Configure router with the NAT outside command


Router(config-if)#ip nat outside


Define an access list that includes all private IP addresses we would like to translate


Router(config-if)#access-list 1 permit 192.168.0.0 0.255.255.255


Enable NAT and refer to the above ACL and the interface whose IP address will be used for translations


Router(config)#ip nat inside source list 1 interface s0/1 overload 


Once you have configured NAT overload on your router, you need to be able to verify the configuration. In order to verify the NAT translations, we can use the following commands:

Description


Command


Show basic IP address translation information


Router#show ip nat translation


Show the sending address, the translation, and the destination address on each


debug line


Router#debug ip nat


As the internet continues to expand at an exponential rate, NAT overloading has become the de facto standard for devices on a private network with IPv4 addresses to gain access to the public network, while slowing the depletion of the IPv4 addressing space. This has managed to conserve the IPv4 address for the last 30 years. But in November 2019, RIPE Network Coordination Centre announced that it has officially run out of IPv4 addresses. A longer-term solution to the eventual exhaustion of the 32-bit IPv4 address space is the 64-bit IPv6 protocol.

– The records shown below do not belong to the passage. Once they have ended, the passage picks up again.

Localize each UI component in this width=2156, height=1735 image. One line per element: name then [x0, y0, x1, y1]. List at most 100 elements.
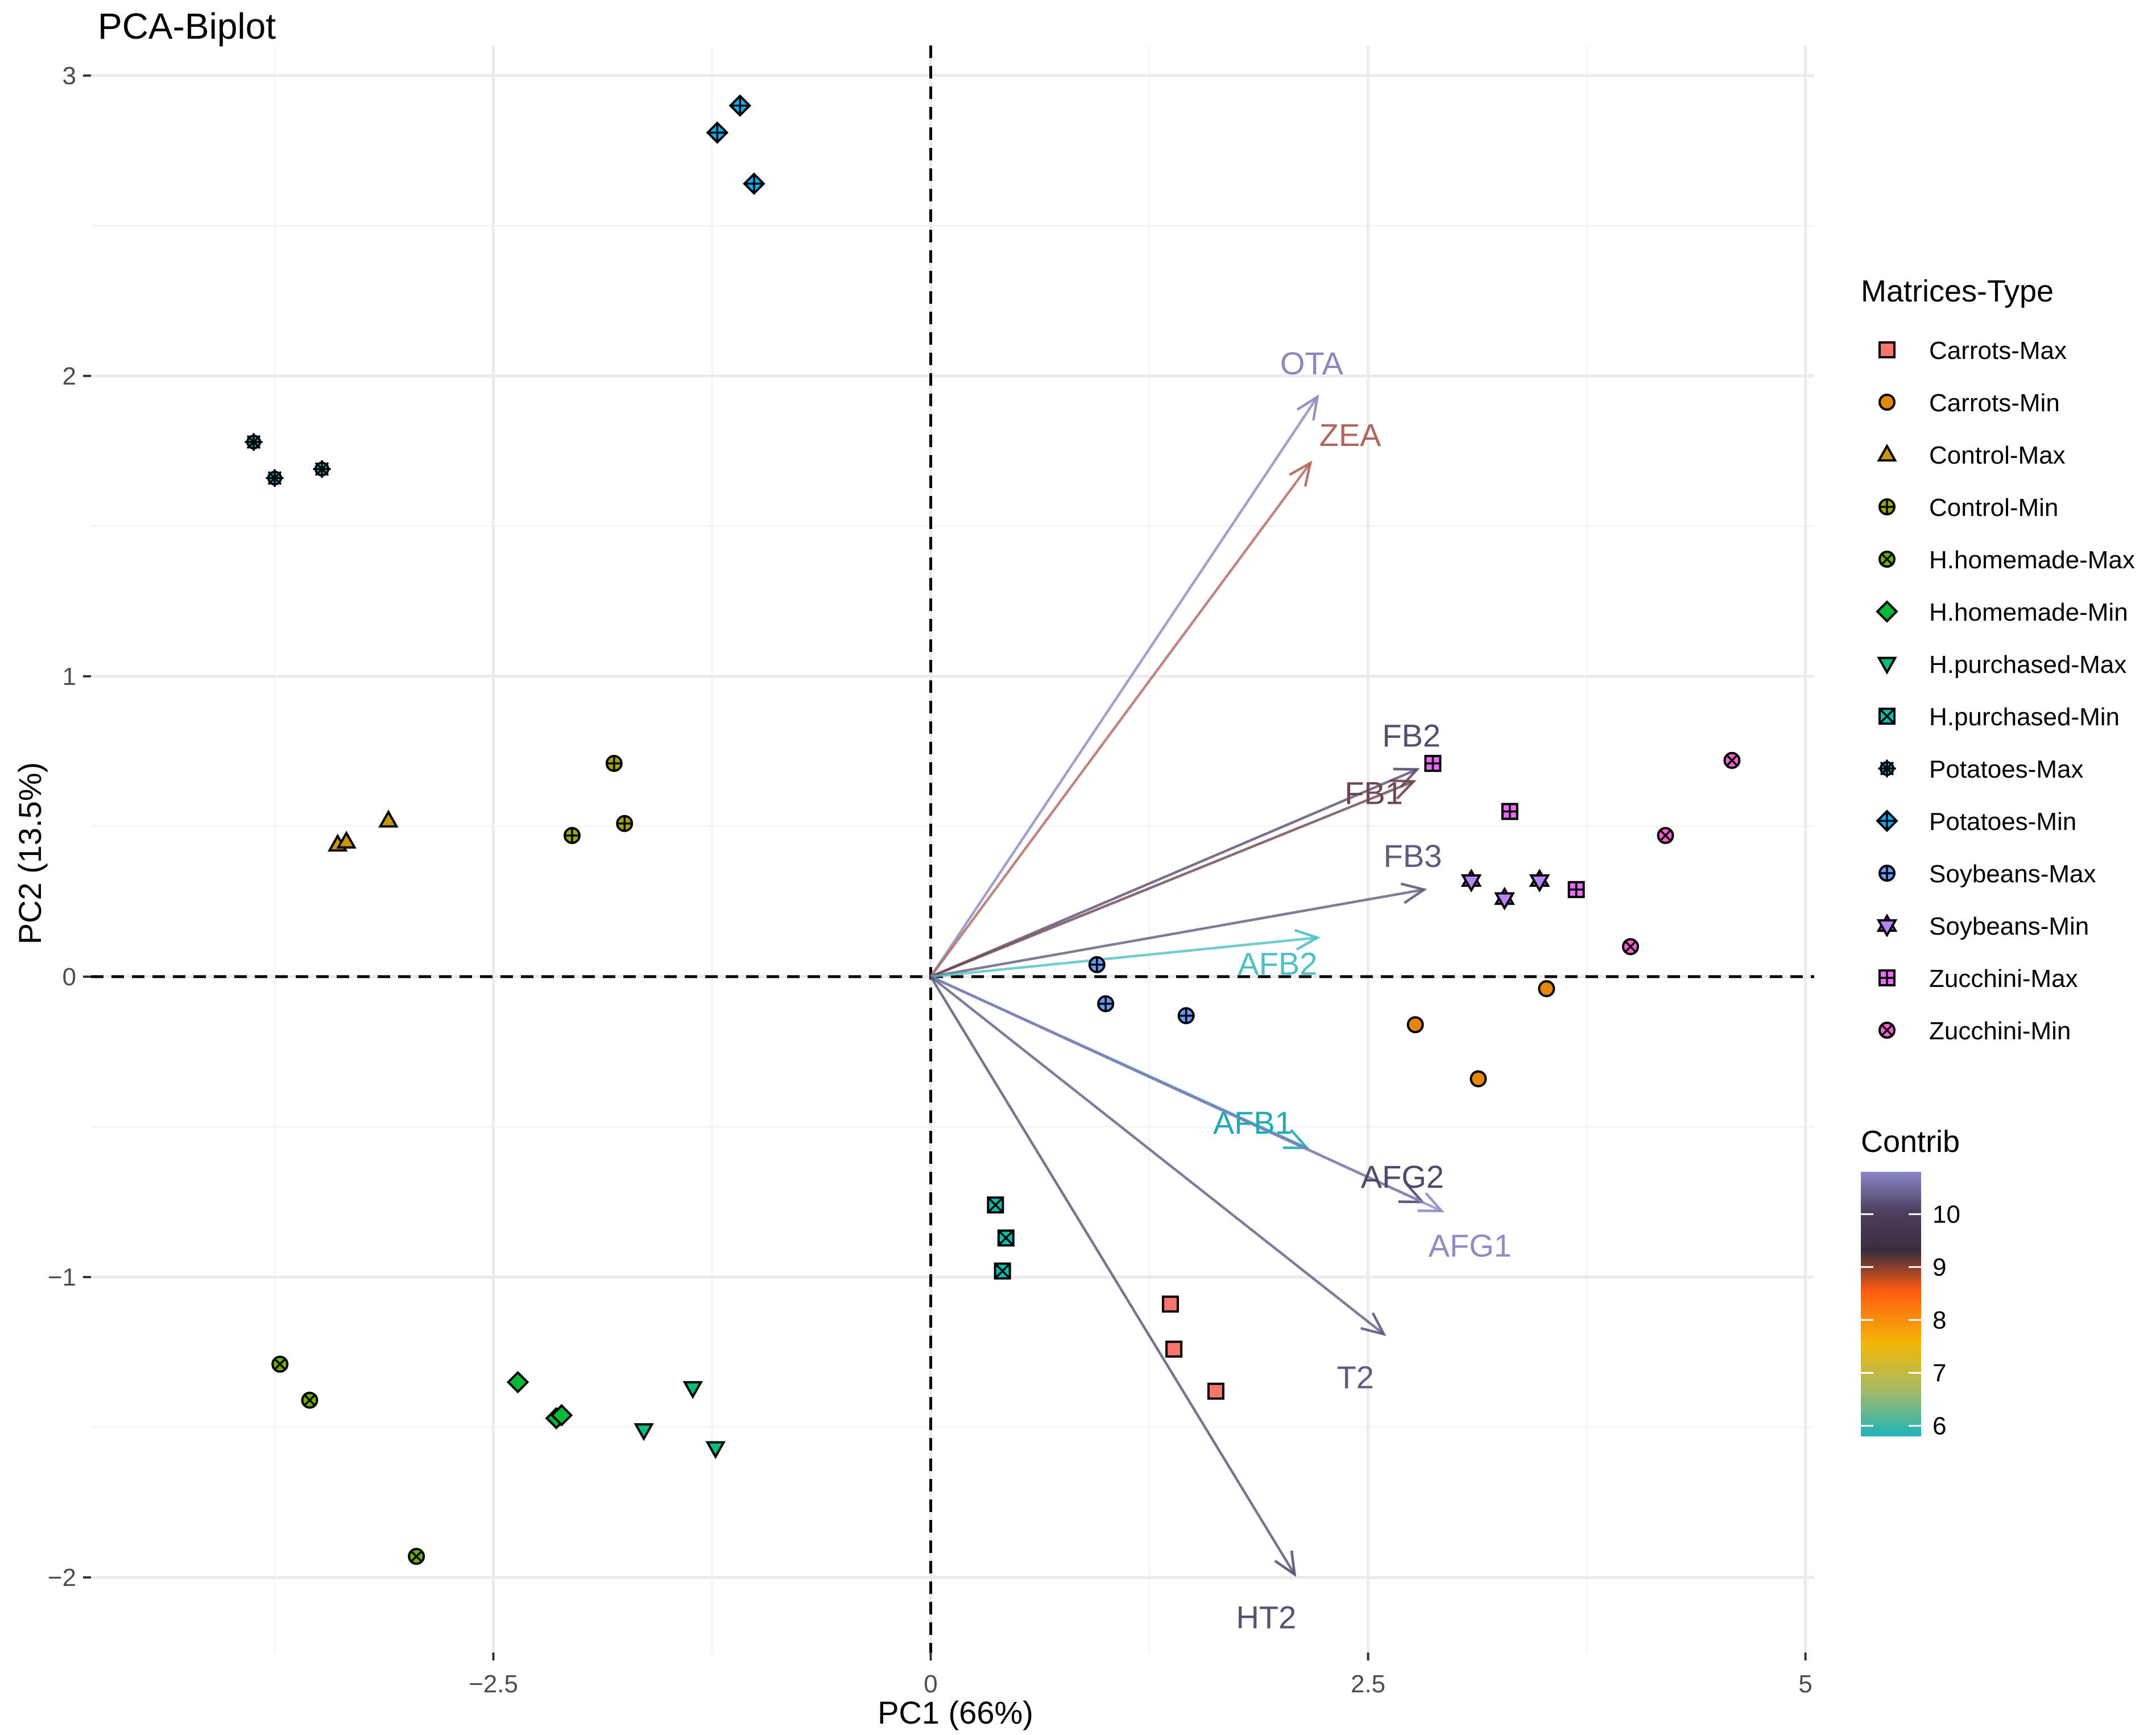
marker-shape — [682, 1381, 703, 1399]
loading-arrow-ota — [929, 396, 1319, 978]
point-h-purchased-max — [705, 1441, 726, 1459]
point-soybeans-min — [1529, 869, 1550, 893]
marker-shape — [1494, 892, 1515, 911]
marker-stroke — [998, 1230, 1015, 1246]
legend-key-control-max — [1877, 443, 1897, 462]
y-tick-label: 1 — [63, 663, 76, 691]
point-soybeans-max — [1177, 1007, 1195, 1025]
loading-label-afb2: AFB2 — [1238, 945, 1317, 981]
legend: Matrices-Type Carrots-Max Carrots-Min Cont… — [1861, 274, 2135, 1045]
point-control-min — [616, 815, 634, 832]
marker-shape — [1876, 600, 1898, 623]
loading-arrowhead-ht2 — [1274, 1550, 1297, 1577]
point-potatoes-min — [743, 172, 765, 195]
marker-stroke — [304, 1394, 316, 1406]
marker-stroke — [1881, 553, 1893, 565]
marker-shape — [1460, 874, 1482, 893]
legend-key-carrots-max — [1878, 341, 1896, 358]
legend-label-zucchini-max: Zucchini-Max — [1929, 965, 2078, 993]
point-carrots-min — [1406, 1016, 1424, 1034]
marker-shape — [506, 1371, 529, 1394]
legend-key-carrots-min — [1878, 394, 1896, 411]
loading-label-t2: T2 — [1337, 1359, 1374, 1395]
loading-label-fb3: FB3 — [1384, 838, 1442, 874]
point-h-homemade-min — [550, 1404, 573, 1427]
x-tick-label: −2.5 — [469, 1670, 518, 1698]
x-tick-label: 5 — [1798, 1670, 1812, 1698]
loading-arrow-zea — [929, 462, 1311, 978]
legend-label-potatoes-min: Potatoes-Min — [1929, 808, 2076, 836]
point-h-purchased-min — [997, 1229, 1015, 1247]
x-tick-label: 2.5 — [1351, 1670, 1385, 1698]
loading-arrow-ht2 — [929, 976, 1296, 1575]
point-carrots-min — [1470, 1070, 1487, 1088]
legend-key-h-homemade-min — [1876, 600, 1898, 623]
marker-shape — [705, 1441, 726, 1459]
y-axis-label: PC2 (13.5%) — [12, 762, 48, 945]
legend-label-carrots-max: Carrots-Max — [1929, 337, 2067, 365]
loading-arrow-fb3 — [930, 888, 1425, 978]
point-h-purchased-max — [682, 1381, 703, 1399]
point-zucchini-max — [1567, 881, 1585, 898]
point-control-min — [605, 755, 623, 773]
marker-shape — [1877, 656, 1897, 675]
legend-title: Matrices-Type — [1861, 274, 2054, 308]
loading-arrow-afg1 — [930, 975, 1442, 1212]
colorbar-gradient — [1861, 1172, 1921, 1436]
marker-shape — [1207, 1382, 1224, 1400]
colorbar-tick-label: 9 — [1932, 1253, 1946, 1281]
loading-vectors: OTA ZEA FB2 FB1 FB3 AFB2 AFB1 AFG2 AFG1 T2 HT2 — [929, 345, 1512, 1635]
loading-label-fb2: FB2 — [1382, 718, 1441, 754]
loading-arrowhead-afb2 — [1294, 928, 1321, 951]
point-soybeans-max — [1097, 995, 1115, 1013]
marker-shape — [1538, 980, 1555, 998]
point-h-homemade-max — [271, 1356, 289, 1373]
y-tick-label: −1 — [48, 1263, 76, 1291]
marker-shape — [1876, 919, 1898, 937]
y-tick-label: 2 — [63, 362, 76, 390]
marker-stroke — [1624, 940, 1637, 953]
marker-shape — [1165, 1340, 1183, 1358]
marker-stroke — [274, 1358, 286, 1370]
legend-key-zucchini-max — [1878, 969, 1896, 986]
marker-stroke — [987, 1196, 1004, 1213]
legend-key-h-homemade-max — [1878, 551, 1896, 568]
loading-arrow-afb2 — [930, 936, 1318, 978]
point-h-homemade-max — [301, 1391, 318, 1409]
point-potatoes-max — [266, 469, 284, 487]
reference-lines — [91, 46, 1814, 1653]
legend-key-h-purchased-min — [1878, 708, 1896, 725]
loading-arrowhead-zea — [1289, 460, 1313, 487]
loading-label-fb1: FB1 — [1344, 775, 1403, 811]
loading-label-afg1: AFG1 — [1429, 1228, 1512, 1263]
colorbar-tick-label: 6 — [1932, 1412, 1946, 1440]
marker-shape — [1878, 341, 1896, 358]
point-potatoes-min — [706, 121, 729, 144]
colorbar-tick-label: 10 — [1932, 1200, 1960, 1228]
point-soybeans-max — [1088, 956, 1106, 973]
point-h-purchased-min — [994, 1262, 1011, 1280]
marker-stroke — [994, 1263, 1011, 1279]
marker-shape — [634, 1423, 654, 1441]
legend-key-potatoes-min — [1876, 809, 1898, 832]
marker-shape — [1878, 394, 1896, 411]
loading-arrow-fb2 — [930, 768, 1418, 978]
loading-arrow-fb1 — [930, 780, 1414, 978]
point-potatoes-max — [245, 433, 263, 451]
point-h-homemade-min — [506, 1371, 529, 1394]
marker-stroke — [246, 435, 261, 449]
point-potatoes-max — [313, 460, 331, 478]
legend-label-soybeans-min: Soybeans-Min — [1929, 912, 2089, 940]
point-h-purchased-min — [987, 1196, 1004, 1214]
legend-label-control-min: Control-Min — [1929, 494, 2058, 522]
colorbar: Contrib 6 7 8 9 10 — [1861, 1125, 1960, 1440]
legend-key-soybeans-min — [1876, 914, 1898, 937]
marker-shape — [1877, 443, 1897, 462]
point-carrots-max — [1207, 1382, 1224, 1400]
point-zucchini-min — [1723, 751, 1741, 769]
point-carrots-max — [1165, 1340, 1183, 1358]
loading-arrowhead-t2 — [1360, 1312, 1387, 1336]
legend-key-zucchini-min — [1878, 1022, 1896, 1039]
marker-shape — [1161, 1295, 1179, 1313]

However, NAT is not commonly used in IPv6 networks. The large addressing space of IPv6 rules out the need for its conservation as every device can potentially be assigned a unique public IP address. Instead of the 4.3 billion IPv4 addresses, there are now potentially 3.4 duodecillion IPv6 addresses available to connect devices to the internet. This basically renders NAT implementation in IPv6 unnecessary. Nonetheless, NAT can still be used to protect the privacy of IPv6 private networks from public networks. But for now, as long as IPv4 is still in use, NAT overloading will continue to enable several devices in private networks to share a single public IPv4  address to communicate with other devices in the public network.